He was the president/chairman of the forum of Accountants-General and Auditors-General in West Africa (FAAGWA), and had earlier served as the Protem Secretary of the same organisation, He was the co-chairman, standardisation of federal, state and local government accounts in Nigeria, a body formed by the Federation Account Allocation Committee (FAAC) to harmonise the Accounting and Reporting of Financial Statements by the three tiers of government. On assumption of office as the Accountant-General of the Federation, he became the Chairman of the Technical Sub-Committee of the FAAC, a committee saddled with the responsibility of determining how the national revenues are shared equitably amongst the three tiers of governments, that is, the federal, state and local governments. He discharged himself creditably and earned the respect of all. Dankwambo was also the chairman of the Audit Committee of ECOWAS, a board member of the Central Bank of Nigeria, board members of the debt management office. On the international scene, he was a board member, Royal Swaziland Sugar Company, Southern Africa and member of the board of Extractive Industries Transparency International. He also sat on the board of many successful companies across a wide spectrum of the nation’s or world economy.
Dankwambo’s reign as the Accountant-General of the Federation brought about very laudable unique and revolutionary reforms to the Office of the Accountant-General of the Federation which includes the following;
The Integrated Payroll Personnel Information System (IPPIS) is yet another giant stride achieved by Dankwambo as salaries of Staff all over the Ministries, Departments and Agencies (MDA’s) started being paid centrally, using an automated system.. This eliminated the complaints of delayed payment of salaries by MDA’s and ghost workers’ syndrome got minimised. Nigerians applaud Treasury Single Account (TSA) today, but they need to know the real hero behind it. Dankwambo, as Accountant-General of Nigeria was the one who ensured that he completed the institution of Treasury Single Account which is simply an account or set of linked accounts through which government transacts its financial operations in such a way that its financial position can be determined easily for the facilitation and timely reconciliation of cash balances.
In his quest to evolve a very robust financial management system of the Federal Government he worked tirelessly to install a financial management system called the Government Integrated Financial Management System (GIFMIS).
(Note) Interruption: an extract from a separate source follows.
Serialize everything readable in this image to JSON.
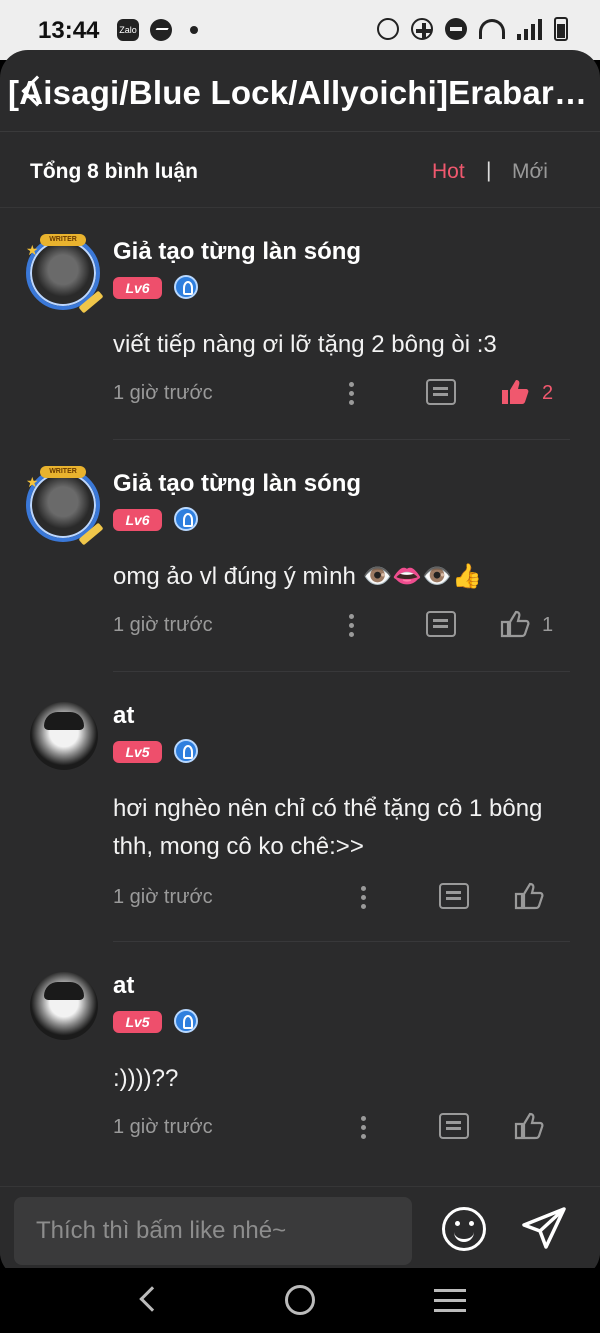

This is an ICT integrated system, which computerises the Public Financial Management processes from budget preparation, execution, accounting and reporting.
On assumption of office as the Accountant-General of the Federation, centralisation of Capital Accounts was a challenge to Dankwanbo. This centralisation had caused delays in implementing projects at the federal level. Dankwambo ensured that this centralisation was removed, thereby enabling ministries, departments and agencies to process and make payments for contracts awarded after obtaining due certification for the projects. Other reforms he embarked upon included the New Chart of Accounts, the Accounting Transactions Recording and Reporting System (ATRRS), which removed the stress of having to prepare and carry hard copies of Accounts by Ministries Departments and Agencies (MDA’s) to the Office of the Accountant-General of the Federation for Consolidation. The International Public Sector Accounting Standards Board (IPSASB) gap analysis was one effort by the Alhaji Dankwambo to upgrade the preparation and reporting of Nigeria’s Financial Statements up to International Standards.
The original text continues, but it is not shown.